The school of faith is not a triumphal march but a journey marked daily by suffering and love, trials and faithfulness. Peter, who promised absolute fidelity, knew the bitterness and humiliation of denial: the arrogant man learns the costly lesson of humility. Peter, too, must learn that he is weak and in need of forgiveness.
Once his attitude changes and he understands the truth of his weak heart of a believing sinner, he weeps in a fit of liberating repentance. After this weeping he is finally ready for his mission.
On a spring morning, this mission will be entrusted to him by the Risen Christ. The encounter takes place on the shore of the Lake of Tiberias. John the Evangelist recounts the conversation between Jesus and Peter in that circumstance. There is a very significant play on words.
In Greek, the word “fileo” means the love of friendship, tender but not all-encompassing; instead, the word “agapao” means love without reserve, total and unconditional. Jesus asks Peter the first time: “Simon… do you love me (agapas-me)” with this total and unconditional love (Jn 21: 15)?
Prior to the experience of betrayal, the Apostle certainly would have said: “I love you (agapo-se) unconditionally”. Now that he has known the bitter sadness of infidelity, the drama of his own weakness, he says with humility: “Lord; you know that I love you (filo-se)”, that is, “I love you with my poor human love”. Christ insists: “Simon, do you love me with this total love that I want?”. And Peter repeats the response of his humble human love: “Kyrie, filo-se”, “Lord, I love you as I am able to love you”. The third time Jesus only says to Simon: “Fileis-me?”, “Do you love me?”.
Simon understands that his poor love is enough for Jesus, it is the only one of which he is capable, nonetheless he is grieved that the Lord spoke to him in this way. He thus replies: “Lord, you know everything; you know that I love you (filo-se)”.
This is to say that Jesus has put himself on the level of Peter, rather than Peter on Jesus’ level! It is exactly this divine conformity that gives hope to the Disciple, who experienced the pain of infidelity.
From here is born the trust that makes him able to follow [Christ] to the end: “This he said to show by what death he was to glorify God. And after this he said to him, “Follow me'” (Jn 21: 19).
From that day, Peter “followed” the Master with the precise awareness of his own fragility; but this understanding did not discourage him. Indeed, he knew that he could count on the presence of the Risen One beside him.
From the naïve enthusiasm of initial acceptance, passing though the sorrowful experience of denial and the weeping of conversion, Peter succeeded in entrusting himself to that Jesus who adapted himself to his poor capacity of love. And in this way he shows us the way, notwithstanding all of our weakness.
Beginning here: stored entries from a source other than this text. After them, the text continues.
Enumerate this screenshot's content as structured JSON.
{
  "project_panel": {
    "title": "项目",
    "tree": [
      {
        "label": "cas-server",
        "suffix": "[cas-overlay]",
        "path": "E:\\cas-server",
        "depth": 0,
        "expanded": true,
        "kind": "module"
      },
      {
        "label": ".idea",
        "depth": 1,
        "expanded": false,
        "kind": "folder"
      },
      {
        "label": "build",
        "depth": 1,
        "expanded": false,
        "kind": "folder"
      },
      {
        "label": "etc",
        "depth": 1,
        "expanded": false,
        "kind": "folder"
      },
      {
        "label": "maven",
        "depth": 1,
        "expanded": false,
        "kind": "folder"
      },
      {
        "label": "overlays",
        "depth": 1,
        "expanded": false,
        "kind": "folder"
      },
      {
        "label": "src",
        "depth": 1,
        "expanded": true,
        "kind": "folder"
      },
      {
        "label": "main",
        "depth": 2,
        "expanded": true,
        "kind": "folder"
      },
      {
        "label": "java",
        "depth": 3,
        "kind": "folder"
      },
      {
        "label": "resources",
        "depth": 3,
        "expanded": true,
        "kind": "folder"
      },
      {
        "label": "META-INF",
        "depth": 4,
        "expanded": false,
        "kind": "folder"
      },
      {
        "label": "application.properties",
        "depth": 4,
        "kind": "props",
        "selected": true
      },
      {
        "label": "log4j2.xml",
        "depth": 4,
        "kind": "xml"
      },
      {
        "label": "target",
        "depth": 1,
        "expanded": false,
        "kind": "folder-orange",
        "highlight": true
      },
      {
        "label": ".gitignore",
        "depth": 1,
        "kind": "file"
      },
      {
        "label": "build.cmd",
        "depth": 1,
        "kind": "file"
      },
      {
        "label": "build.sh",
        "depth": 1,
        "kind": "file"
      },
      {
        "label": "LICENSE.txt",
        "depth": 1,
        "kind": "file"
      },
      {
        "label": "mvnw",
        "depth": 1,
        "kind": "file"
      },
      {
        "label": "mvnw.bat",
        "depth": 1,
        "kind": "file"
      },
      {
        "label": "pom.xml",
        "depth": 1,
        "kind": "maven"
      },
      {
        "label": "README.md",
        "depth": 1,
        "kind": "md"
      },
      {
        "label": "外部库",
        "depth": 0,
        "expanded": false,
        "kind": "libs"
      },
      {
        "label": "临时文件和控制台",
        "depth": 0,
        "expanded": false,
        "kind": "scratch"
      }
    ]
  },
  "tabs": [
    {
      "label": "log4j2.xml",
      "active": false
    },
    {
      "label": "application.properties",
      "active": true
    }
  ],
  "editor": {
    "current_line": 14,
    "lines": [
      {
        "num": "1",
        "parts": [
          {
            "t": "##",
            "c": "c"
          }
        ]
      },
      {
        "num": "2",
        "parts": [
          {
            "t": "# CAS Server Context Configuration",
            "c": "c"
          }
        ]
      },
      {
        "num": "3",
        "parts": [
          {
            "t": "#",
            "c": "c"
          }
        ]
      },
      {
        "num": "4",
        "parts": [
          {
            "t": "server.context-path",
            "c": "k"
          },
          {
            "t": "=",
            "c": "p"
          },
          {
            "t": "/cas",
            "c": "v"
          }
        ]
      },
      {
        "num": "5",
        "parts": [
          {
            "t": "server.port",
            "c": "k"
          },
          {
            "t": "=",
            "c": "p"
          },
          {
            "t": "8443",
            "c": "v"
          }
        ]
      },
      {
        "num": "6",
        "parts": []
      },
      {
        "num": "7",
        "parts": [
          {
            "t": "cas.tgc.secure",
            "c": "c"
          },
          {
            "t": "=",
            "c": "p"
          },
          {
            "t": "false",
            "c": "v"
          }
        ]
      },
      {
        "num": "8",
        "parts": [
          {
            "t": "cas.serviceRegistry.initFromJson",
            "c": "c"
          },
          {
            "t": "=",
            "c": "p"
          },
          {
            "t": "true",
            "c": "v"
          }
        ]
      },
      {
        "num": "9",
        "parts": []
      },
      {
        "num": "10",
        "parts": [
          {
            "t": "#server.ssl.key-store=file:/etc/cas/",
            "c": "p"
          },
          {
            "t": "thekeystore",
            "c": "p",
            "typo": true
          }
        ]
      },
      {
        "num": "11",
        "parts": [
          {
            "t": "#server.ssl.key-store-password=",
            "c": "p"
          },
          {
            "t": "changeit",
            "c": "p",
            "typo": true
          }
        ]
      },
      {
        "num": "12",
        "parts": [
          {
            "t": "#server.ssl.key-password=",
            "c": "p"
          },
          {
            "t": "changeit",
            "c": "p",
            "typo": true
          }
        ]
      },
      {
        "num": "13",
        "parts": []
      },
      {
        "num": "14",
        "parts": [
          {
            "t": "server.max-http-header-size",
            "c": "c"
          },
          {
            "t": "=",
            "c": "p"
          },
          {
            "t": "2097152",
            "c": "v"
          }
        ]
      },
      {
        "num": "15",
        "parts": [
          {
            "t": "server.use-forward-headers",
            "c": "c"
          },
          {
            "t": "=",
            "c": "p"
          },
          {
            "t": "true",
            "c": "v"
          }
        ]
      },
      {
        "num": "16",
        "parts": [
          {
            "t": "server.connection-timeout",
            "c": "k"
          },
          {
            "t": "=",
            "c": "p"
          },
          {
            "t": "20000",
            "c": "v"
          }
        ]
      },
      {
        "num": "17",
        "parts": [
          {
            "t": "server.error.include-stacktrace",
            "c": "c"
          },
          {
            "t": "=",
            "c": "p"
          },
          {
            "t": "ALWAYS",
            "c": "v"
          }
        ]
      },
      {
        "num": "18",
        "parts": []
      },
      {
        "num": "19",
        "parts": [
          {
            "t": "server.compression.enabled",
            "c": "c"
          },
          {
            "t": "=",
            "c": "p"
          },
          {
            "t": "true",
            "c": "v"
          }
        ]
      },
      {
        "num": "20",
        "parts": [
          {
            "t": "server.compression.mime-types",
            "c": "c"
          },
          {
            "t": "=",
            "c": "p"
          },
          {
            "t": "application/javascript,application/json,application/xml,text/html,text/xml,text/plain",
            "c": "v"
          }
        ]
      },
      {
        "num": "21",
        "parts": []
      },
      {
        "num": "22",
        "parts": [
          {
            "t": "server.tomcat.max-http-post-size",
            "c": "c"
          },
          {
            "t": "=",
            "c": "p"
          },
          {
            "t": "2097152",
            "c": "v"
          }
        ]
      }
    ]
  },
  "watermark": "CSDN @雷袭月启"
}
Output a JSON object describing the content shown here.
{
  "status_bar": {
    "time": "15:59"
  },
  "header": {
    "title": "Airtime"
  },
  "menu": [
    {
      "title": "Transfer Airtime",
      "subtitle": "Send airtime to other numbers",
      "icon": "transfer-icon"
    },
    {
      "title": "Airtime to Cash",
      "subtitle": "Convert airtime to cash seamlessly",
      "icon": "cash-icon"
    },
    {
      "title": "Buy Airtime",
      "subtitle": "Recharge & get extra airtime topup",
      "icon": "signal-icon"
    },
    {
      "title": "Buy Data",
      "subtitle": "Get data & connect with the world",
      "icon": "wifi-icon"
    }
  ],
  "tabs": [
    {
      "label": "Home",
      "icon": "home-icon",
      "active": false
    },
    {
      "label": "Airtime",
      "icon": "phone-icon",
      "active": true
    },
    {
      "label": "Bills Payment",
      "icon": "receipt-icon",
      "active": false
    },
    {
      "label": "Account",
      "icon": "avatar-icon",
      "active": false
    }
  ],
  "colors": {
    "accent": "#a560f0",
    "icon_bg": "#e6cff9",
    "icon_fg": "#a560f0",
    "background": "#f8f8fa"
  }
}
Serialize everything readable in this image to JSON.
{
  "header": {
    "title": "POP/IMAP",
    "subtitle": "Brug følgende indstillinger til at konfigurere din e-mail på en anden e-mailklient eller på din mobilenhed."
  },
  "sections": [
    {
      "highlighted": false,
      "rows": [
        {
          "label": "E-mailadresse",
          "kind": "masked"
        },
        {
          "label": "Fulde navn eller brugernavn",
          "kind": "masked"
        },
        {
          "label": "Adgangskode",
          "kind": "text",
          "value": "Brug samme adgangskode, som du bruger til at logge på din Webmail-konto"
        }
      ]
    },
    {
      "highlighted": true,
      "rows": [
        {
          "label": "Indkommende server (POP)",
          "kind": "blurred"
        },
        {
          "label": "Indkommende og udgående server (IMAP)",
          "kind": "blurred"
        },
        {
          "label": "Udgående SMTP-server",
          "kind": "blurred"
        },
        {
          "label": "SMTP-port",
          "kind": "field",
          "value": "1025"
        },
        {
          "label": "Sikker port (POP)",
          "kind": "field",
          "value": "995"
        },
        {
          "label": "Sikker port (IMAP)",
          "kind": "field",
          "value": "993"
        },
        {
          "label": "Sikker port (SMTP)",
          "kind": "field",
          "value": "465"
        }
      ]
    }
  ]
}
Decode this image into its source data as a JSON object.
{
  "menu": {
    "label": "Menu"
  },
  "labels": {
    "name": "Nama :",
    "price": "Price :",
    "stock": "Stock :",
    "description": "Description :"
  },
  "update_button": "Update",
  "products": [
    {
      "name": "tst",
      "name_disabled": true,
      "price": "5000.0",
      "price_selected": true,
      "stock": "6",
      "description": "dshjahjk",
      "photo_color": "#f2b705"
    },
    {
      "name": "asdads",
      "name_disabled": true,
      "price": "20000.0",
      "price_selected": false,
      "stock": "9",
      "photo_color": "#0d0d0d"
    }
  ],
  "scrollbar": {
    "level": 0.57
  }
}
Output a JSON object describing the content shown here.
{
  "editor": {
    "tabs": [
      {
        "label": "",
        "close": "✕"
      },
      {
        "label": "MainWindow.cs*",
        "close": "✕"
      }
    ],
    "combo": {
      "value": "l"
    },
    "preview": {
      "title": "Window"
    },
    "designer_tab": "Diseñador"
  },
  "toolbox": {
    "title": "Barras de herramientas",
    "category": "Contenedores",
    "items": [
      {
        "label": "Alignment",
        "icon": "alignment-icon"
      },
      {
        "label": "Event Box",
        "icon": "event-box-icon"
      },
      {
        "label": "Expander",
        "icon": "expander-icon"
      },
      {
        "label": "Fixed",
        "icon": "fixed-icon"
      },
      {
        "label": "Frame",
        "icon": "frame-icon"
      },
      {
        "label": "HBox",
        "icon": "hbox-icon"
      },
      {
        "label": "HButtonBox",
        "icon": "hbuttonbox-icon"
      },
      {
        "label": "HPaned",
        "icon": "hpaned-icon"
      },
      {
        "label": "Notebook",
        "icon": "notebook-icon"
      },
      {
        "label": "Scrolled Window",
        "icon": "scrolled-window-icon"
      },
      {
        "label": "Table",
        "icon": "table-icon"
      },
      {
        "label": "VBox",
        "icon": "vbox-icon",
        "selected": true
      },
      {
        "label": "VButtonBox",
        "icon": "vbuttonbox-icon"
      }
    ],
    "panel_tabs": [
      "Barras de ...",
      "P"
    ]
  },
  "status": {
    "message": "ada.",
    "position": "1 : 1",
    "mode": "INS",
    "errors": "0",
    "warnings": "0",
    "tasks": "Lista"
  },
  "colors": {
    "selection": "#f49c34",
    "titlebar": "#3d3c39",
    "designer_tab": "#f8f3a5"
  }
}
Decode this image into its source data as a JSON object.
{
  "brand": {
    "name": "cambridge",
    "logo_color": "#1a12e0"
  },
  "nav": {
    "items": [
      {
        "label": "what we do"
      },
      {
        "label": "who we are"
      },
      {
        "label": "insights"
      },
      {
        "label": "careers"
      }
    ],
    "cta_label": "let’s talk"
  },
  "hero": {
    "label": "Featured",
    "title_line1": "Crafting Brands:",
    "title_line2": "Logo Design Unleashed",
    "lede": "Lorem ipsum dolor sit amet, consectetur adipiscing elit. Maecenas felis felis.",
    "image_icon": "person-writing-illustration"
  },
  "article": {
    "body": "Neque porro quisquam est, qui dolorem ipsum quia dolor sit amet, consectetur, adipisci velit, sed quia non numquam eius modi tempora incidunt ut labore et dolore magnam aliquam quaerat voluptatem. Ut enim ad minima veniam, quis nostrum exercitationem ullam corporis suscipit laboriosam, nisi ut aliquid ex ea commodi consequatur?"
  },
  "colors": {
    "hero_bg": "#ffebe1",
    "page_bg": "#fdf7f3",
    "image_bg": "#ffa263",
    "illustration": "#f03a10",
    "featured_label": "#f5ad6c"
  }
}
We know that Jesus adapts himself to this weakness of ours.
We follow him with our poor capacity to love and we know that Jesus is good and he accepts us.
It was a long journey for Peter that made him a trustworthy witness, “rock” of the Church, because he was constantly open to the action of the Spirit of Jesus.
Peter qualifies himself as a “witness of the sufferings of Christ as well as a partaker in the glory that is to be revealed” (I Pt 5: 1). When he was to write these words he would already be elderly, heading towards the end of his life that will be sealed with martyrdom. He will then be ready to describe true joy and to indicate where it can be drawn from: the source is believing in and loving Christ with our weak but sincere faith, notwithstanding our fragility.
He would therefore write to the Christians of his community, and says also to us: “Without having seen him you love him; though you do not now see him you believe in him and rejoice with unutterable and exalted joy. As the outcome of your faith you obtain the salvation of your souls” (I Pt 1: 8-9).